Tuesday, June 15, 2004

The Sport of Kings

What's up with the national dodgeball fascination? Seems like we've all gotten nostalgic for elementary school gym class, but to be honest, dodgeball was (relatively) cute when you were in fourth grade and significantly less so when you're thirty-seven and unemployed. Besides, it's not like we've seen any major recurrence of adults riding Big Wheels™ bikes in circles or climbing on the monkey bars. (Well, there is the Al-Qaeda training video they keep showing us of the Afghani dude doing the monkey bars at that training camp.... Could the media please stop showing it? Seriously, we're not scared of that guy — he's doing the freaking monkey bars for Christ's sake. I bet after that he plays on a tire swing or something. Asshole.)

See, my theory is that we're all so filled with rage and frustration and... uh, what's a synonym for "rage"... and fury that we fantasize about pegging total strangers with a red rubber ball. I mean, it's a bit more legal than beating them over the head with a two-by-four or hitting them with a Volvo.

At least, that's my theory. I haven't actually played dodgeball since fifth grade, and in six years of dodgeball — which, I have to say, is the longest I've stuck with any sport — I've never been pegged and I only got one person out. In fourth grade, about two-thirds of the way through the year, I caught that British kid Oliver's ball — and he was good at the game — sending him to the sidelines and significantly boosting my dodgeball self-esteem. And now, come to think of it, my classmates did give me my dodgeball props, and I was no longer picked last for teams. I'd moved up, as if fourth-grade phys ed were the Billboard charts, to third or fourth from last.

Gotta say as an aside that Mr. Dubrowski, the Coles School gym teacher, was suprisingly fair about picking team captains. And hypocrite that I was (am), as team captain, I always picked Oliver or Jason or Kevin Brenner or R.J. Milligan first too. I can sense your disapproval as I write this but, hey, I wanted to win.

That's what I remember about dodgeball. It wasn't the hell most other people recall, but it certainly wasn't worth turning into a game show or a movie (okay, maybe a Ben Stiller-quality movie). I don't quite get the appeal because most of real dodgeball memories involve me hiding behind the multi-purpose room stage steps or proscenium with Becky Gindin. Mr. Dubrowski was too busy keeping track of which of the approximately five-thousand kickballs currently in play were slugging our classmates to notice the young love blossoming sub-rosa in the recesses of the gym. For some reason, I just don't feel like that's the point of dodgeball.
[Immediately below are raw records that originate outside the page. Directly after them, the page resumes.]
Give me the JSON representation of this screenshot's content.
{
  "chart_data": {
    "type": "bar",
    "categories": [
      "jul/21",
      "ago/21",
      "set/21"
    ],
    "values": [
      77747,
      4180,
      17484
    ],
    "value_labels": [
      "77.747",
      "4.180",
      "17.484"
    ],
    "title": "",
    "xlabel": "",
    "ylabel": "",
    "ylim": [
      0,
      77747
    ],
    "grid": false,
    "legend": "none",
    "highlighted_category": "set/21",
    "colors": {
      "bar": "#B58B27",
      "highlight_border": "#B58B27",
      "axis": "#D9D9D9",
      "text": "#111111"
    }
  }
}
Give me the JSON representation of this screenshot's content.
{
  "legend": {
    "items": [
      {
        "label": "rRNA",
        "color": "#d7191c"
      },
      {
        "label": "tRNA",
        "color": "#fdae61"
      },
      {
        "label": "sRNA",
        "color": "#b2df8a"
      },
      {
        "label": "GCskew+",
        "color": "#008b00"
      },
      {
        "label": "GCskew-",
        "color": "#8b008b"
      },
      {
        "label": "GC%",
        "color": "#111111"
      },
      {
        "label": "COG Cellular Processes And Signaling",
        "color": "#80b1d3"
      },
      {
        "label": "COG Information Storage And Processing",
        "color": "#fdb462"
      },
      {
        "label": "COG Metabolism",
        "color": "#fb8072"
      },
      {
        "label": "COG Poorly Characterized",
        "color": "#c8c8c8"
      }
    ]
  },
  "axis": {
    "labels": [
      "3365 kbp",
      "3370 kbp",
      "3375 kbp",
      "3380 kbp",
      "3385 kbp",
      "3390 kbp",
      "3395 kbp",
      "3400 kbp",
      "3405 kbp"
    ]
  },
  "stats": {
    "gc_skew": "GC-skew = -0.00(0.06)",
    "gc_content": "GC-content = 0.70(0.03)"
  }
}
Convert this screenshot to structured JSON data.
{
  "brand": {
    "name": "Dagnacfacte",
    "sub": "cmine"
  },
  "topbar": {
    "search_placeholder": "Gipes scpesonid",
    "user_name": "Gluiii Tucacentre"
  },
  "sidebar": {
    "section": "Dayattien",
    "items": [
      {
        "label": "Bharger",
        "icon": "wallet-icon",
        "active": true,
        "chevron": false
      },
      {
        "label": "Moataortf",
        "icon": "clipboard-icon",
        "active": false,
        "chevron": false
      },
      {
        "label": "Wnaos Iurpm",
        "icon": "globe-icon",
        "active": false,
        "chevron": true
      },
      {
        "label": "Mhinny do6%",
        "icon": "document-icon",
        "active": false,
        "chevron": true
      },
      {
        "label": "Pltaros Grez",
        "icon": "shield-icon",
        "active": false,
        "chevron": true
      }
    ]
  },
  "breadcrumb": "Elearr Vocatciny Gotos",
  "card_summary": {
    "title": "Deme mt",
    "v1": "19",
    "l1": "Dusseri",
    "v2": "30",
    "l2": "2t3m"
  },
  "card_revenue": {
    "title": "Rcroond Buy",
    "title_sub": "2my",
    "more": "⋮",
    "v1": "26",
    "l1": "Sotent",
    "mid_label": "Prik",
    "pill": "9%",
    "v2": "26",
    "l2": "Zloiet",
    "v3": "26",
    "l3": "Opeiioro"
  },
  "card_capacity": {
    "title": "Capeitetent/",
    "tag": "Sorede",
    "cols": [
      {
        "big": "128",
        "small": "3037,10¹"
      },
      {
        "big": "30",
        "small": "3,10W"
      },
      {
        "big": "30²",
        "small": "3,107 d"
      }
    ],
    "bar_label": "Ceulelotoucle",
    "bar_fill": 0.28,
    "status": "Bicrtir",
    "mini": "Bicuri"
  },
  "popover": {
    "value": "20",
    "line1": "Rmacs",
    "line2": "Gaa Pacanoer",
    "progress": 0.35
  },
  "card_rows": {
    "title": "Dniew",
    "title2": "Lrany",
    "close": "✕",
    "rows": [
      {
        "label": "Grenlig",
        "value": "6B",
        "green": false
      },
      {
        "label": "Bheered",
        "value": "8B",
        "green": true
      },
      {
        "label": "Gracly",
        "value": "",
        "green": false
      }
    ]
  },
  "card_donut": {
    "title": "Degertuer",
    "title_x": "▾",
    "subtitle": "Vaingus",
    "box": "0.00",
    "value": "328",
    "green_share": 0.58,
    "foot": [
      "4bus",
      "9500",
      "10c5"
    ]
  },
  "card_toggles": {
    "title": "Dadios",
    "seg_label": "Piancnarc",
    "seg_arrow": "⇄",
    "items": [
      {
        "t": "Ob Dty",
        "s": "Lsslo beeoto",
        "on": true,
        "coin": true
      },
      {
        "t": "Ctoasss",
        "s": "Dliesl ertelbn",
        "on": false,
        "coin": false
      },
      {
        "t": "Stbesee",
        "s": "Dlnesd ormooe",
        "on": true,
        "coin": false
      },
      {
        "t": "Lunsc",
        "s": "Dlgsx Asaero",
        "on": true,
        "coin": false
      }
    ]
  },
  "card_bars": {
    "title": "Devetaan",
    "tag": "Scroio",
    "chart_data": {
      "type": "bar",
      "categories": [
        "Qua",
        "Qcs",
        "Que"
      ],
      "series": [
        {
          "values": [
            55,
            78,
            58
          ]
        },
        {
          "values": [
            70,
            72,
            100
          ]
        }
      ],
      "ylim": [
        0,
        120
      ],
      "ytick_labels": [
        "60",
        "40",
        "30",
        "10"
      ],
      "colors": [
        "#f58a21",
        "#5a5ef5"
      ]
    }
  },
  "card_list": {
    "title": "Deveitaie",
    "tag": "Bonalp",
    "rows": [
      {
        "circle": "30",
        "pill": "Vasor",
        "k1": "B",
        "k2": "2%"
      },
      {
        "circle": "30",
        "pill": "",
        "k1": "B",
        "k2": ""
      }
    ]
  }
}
No, the point of dodgeball is, as I said, taking out your anger at the world on some pathetic shlub who can't get out of the way fast enough. Problem is: right sentiment, wrong time. On the dodgeball range (Court? Field? "I'll meet you down at the karate rink!" -- Tom Servo), no one's actually in your way. Being a middle-aged dodgeball player would be infinitely less pitiful if, out of nowhere, you hurled a kickball at the greasy guy who always holds the elevator door open for his slow-ass friend or an old lady who insists on paying for her groceries in nickels and pennies. Think of how much more smoothly the world would operate if everyone carried around a large rubber ball for just such a situation!


Final note: I guess some nerds, dweebs, dorks, and doofuses got themselves elected to New Jersey public office. As of November 18, 2002, dodgeball is illegal in the state of New Jersey.